CREDIT: AP Photo/Matthew Brown, File

In oil-rich North Dakota, farmers trying to get their crops to market are getting squeezed out of the rail transportation picture.

Rail line congestion caused by the oil boom in the Bakken shale oil field of North Dakota and Montana is creating huge backlogs for farmers anxious to get wheat, soybeans, sugar beets, and other crops to markets, and it’s driving large production losses for big food companies like General Mills and Cargill.

“This rail backlog is a national problem,” Sen. Heidi Heitkamp (D-ND) told the New York Times. “The inability of farmers to get these grains to market is not only a problem for agriculture, but for companies that produce cereals, breads and other goods.”

A study conducted by North Dakota State University at the request of Sen. Heitkamp found that farmers could lose more than $160 million in revenue because of crowded rail lines.

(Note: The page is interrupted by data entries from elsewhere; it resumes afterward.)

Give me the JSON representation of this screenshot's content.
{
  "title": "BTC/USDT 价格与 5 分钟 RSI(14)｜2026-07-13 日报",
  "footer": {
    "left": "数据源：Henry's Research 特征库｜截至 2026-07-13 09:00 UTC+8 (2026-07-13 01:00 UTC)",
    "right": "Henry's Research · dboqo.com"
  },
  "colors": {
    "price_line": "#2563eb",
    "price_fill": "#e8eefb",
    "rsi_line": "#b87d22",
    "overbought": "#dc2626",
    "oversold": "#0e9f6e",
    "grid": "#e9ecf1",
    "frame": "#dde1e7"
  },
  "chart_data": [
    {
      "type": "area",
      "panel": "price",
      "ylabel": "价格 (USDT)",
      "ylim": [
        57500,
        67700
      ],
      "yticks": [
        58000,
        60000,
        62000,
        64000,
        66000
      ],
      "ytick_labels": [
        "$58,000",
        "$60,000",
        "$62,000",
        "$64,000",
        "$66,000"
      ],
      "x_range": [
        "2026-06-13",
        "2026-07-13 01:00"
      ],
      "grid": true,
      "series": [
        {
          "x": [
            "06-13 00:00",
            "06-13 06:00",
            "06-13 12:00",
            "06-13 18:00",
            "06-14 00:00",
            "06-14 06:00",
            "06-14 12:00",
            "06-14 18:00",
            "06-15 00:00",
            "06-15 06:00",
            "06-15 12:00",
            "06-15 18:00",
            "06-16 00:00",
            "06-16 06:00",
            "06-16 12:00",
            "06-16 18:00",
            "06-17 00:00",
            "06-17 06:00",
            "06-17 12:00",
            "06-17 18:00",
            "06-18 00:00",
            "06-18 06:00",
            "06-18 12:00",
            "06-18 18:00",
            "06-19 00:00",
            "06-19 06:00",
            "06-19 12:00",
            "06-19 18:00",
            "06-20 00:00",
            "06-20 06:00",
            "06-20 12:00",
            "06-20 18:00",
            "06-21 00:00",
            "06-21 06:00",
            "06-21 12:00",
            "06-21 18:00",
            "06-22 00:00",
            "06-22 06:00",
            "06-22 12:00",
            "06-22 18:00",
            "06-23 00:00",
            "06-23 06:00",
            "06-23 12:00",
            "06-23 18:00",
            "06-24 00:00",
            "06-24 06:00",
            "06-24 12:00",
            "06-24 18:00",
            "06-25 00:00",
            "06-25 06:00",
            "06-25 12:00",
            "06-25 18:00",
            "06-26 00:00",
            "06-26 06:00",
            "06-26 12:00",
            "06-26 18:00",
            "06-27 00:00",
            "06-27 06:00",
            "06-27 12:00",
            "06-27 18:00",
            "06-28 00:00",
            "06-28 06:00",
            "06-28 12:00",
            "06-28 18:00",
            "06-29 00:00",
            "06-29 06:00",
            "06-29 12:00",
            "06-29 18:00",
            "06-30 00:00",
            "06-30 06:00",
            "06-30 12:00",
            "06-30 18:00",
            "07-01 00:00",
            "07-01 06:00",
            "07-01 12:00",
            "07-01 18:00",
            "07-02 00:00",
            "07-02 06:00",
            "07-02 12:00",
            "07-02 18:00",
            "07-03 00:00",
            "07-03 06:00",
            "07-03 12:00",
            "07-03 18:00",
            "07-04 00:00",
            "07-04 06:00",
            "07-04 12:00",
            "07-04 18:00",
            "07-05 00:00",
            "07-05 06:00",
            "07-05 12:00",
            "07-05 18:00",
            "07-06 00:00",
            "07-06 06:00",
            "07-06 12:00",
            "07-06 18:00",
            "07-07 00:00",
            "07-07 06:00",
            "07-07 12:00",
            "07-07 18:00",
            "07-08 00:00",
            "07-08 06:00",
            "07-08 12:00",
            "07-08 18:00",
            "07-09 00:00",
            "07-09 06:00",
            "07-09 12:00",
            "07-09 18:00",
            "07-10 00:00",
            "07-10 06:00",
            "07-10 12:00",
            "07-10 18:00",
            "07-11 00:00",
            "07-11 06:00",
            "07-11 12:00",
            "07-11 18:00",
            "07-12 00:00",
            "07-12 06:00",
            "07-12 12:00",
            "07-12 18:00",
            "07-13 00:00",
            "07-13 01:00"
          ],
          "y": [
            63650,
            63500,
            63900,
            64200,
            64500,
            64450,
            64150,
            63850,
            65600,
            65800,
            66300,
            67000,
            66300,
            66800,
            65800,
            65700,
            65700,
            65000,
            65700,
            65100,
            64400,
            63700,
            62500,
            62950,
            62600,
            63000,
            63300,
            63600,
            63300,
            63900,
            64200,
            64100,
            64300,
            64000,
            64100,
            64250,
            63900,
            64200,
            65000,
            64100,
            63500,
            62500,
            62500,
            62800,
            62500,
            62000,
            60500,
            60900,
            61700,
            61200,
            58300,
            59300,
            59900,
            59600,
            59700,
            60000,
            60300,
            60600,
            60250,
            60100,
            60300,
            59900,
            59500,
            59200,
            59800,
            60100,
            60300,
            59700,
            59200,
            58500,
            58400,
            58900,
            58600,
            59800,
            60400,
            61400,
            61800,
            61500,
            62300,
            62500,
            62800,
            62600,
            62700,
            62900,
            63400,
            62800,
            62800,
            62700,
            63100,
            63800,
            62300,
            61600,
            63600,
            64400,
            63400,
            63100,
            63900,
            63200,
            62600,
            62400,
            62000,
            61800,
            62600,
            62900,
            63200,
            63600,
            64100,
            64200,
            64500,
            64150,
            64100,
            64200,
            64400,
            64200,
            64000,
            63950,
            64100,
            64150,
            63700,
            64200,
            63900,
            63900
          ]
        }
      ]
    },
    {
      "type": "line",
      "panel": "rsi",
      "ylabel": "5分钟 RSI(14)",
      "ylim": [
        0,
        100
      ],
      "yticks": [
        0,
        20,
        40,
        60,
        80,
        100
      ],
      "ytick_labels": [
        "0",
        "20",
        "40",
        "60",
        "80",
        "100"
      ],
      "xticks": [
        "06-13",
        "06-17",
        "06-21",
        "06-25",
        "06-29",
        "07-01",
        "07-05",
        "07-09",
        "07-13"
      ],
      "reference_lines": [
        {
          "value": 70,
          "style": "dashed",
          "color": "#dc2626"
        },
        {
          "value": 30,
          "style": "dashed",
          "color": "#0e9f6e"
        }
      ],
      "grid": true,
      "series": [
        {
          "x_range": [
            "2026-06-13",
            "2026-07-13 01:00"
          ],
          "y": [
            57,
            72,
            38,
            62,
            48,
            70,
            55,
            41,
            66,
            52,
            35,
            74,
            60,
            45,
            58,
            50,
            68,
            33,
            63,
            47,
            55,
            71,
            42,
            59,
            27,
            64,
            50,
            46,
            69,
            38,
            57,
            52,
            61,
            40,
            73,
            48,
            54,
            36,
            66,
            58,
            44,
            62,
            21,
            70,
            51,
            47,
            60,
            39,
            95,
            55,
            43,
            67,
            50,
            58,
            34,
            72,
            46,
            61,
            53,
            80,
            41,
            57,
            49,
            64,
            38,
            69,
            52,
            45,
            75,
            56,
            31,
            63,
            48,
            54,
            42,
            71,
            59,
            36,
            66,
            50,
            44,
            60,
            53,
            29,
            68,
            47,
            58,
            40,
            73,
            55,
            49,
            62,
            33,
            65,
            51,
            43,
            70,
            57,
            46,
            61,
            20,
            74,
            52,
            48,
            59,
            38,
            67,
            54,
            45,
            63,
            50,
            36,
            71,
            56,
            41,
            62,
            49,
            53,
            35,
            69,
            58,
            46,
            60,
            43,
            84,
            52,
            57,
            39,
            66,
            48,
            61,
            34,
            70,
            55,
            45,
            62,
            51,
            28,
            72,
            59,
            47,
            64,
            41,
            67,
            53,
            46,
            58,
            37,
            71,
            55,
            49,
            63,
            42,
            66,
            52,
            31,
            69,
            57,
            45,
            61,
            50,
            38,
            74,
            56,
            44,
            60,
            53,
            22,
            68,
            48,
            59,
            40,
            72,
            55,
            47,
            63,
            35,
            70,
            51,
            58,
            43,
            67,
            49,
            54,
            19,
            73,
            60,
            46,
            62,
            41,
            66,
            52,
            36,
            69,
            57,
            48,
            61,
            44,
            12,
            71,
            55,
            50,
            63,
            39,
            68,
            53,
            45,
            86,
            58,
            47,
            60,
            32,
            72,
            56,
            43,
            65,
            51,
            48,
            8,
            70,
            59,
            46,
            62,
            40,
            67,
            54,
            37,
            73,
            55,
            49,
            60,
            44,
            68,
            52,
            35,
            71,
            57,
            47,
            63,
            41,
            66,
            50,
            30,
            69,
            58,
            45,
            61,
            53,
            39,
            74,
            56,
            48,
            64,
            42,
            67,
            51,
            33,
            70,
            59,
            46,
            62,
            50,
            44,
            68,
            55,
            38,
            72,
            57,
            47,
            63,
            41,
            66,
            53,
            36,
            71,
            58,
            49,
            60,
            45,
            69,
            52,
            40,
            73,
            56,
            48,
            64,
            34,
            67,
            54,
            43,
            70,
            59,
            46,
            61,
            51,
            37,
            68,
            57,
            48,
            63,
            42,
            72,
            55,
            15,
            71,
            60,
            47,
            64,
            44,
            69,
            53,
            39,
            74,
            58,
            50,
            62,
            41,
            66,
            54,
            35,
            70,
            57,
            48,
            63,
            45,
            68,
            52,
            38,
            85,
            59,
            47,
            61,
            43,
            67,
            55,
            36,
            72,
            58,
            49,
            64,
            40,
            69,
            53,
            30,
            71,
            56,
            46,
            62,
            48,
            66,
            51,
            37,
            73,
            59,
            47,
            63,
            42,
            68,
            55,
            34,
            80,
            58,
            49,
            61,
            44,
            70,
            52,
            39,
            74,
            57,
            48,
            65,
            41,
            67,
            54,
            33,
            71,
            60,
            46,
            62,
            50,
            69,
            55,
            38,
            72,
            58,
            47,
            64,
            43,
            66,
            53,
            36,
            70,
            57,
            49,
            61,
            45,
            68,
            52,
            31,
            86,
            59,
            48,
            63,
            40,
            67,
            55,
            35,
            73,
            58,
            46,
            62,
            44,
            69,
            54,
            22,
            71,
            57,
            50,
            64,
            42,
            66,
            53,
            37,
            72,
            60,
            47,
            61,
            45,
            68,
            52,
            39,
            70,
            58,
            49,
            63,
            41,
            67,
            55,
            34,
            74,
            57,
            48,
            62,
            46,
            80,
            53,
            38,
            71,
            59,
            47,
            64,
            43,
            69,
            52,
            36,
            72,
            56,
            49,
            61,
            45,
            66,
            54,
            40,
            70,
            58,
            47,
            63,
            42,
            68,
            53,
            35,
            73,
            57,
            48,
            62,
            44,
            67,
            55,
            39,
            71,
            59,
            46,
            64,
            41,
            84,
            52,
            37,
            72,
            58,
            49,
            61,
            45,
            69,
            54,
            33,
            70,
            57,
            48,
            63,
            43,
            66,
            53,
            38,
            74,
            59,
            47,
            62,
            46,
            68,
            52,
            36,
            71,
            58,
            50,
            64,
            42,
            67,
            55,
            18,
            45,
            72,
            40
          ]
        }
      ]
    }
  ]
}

The booming production of oil from the Bakken field has meant a huge increase in shipments by rail because the region is not well served by pipelines. About 75 percent of the Bakken production is shipped by rail, including about 400,000 barrels a day to the East Coast.

Last winter, heavy oil train traffic caused problems for passenger traffic in the Upper Midwest. And it’s not just oil that may cause problems down the road, but coal shipments as well, as a recent study predicted if exports of Wyoming and Montana coal from the West Coast grow.

For a long time, rail has been the most efficient way for farmers in the nation’s bread basket to move their crops, including to ports on the east and west coasts for export to Europe and Asia.

But according to the New York Times, the Burlington Northern Santa Fe Railway as of Aug. 22 had a backlog of 1,336 rail cars needed to carry agricultural products. The Canadian Pacific Railroad had a backlog of almost 1,000 cars.

The delays are hitting farmers in the pocketbook, and hard.

“If we can’t get this stuff out soon, a lot of it is simply going to go on the ground and rot,” Casselton, ND farmer Bill Hejl told the newspaper. “they need to get this problem fixed. I’m losing money, and my customers are turning to other sources as a result. I don’t know how much longer we can survive like this.”